Waitress queue issues

hietpasd · September 14, 2021, 4:27pm

Hi,

I am running Plone 5.2.4. I have 2 zeoclients setup behind Varnish and Apache.

I have a very high traffic site and I am getting this constantly. It keeps resulting in 500 errors being thrown at users. I previously had Plone 5.0.2 and never ever had an issue keeping up with traffic.

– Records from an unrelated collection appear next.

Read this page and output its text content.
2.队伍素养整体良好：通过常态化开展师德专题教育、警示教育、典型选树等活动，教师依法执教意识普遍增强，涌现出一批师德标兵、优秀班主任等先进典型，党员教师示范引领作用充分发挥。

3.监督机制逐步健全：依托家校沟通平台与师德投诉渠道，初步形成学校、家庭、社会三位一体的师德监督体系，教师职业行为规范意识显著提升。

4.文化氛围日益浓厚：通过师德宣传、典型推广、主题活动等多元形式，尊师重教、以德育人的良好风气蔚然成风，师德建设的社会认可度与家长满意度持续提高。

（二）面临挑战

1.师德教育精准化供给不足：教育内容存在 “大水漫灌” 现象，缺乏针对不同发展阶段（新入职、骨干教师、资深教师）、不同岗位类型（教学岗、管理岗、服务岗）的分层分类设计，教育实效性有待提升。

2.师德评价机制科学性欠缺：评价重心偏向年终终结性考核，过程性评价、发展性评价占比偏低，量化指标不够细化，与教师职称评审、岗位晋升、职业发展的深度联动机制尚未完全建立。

2021-09-14 11:13:56,864 WARNING [waitress.queue:116][MainThread] Task queue depth is 1
2021-09-14 11:13:56,903 WARNING [waitress.queue:116][MainThread] Task queue depth is 1
2021-09-14 11:13:56,907 WARNING [waitress.queue:116][MainThread] Task queue depth is 2
2021-09-14 11:13:56,914 WARNING [waitress.queue:116][MainThread] Task queue depth is 3
2021-09-14 11:13:56,938 WARNING [waitress.queue:116][MainThread] Task queue depth is 3
2021-09-14 11:13:56,979 WARNING [waitress.queue:116][MainThread] Task queue depth is 4
2021-09-14 11:13:57,205 WARNING [waitress.queue:116][MainThread] Task queue depth is 5
2021-09-14 11:13:57,206 WARNING [waitress.queue:116][MainThread] Task queue depth is 6
2021-09-14 11:13:57,206 WARNING [waitress.queue:116][MainThread] Task queue depth is 7
2021-09-14 11:13:57,206 WARNING [waitress.queue:116][MainThread] Task queue depth is 8

Thanks,
David

tschorr · September 15, 2021, 7:32am

That's an odd error code. I would expect a 503. What's in your Plone and Apache error logs? Also the waitress output shows only warnings, in my experience waitress can still serve pages without errors when the queue depth is > 10.
Next and before taking any other measures I would try to identify the long running/error requests from the logs.

tschorr · September 15, 2021, 7:51am

There's haufe.requestmonitoring · PyPI that can help you identify long running requests.

jensens · September 15, 2021, 8:19am

This warning is just a warning, no request is dropped. Filled up queues are probably resulting in timeouts somewhere between webserver/cache/loadbalancer and then into 500's?

In any case I would increase the amount of threads or the amount of ZEO clients. Rule of thumb:

2 or 3 threads per ZEO-client are usually fine (depends on application and server),
one ZEO client per virtual CPU core.
Monitor your request/s-, CPU- and IO-load and increase/decrease accordingly.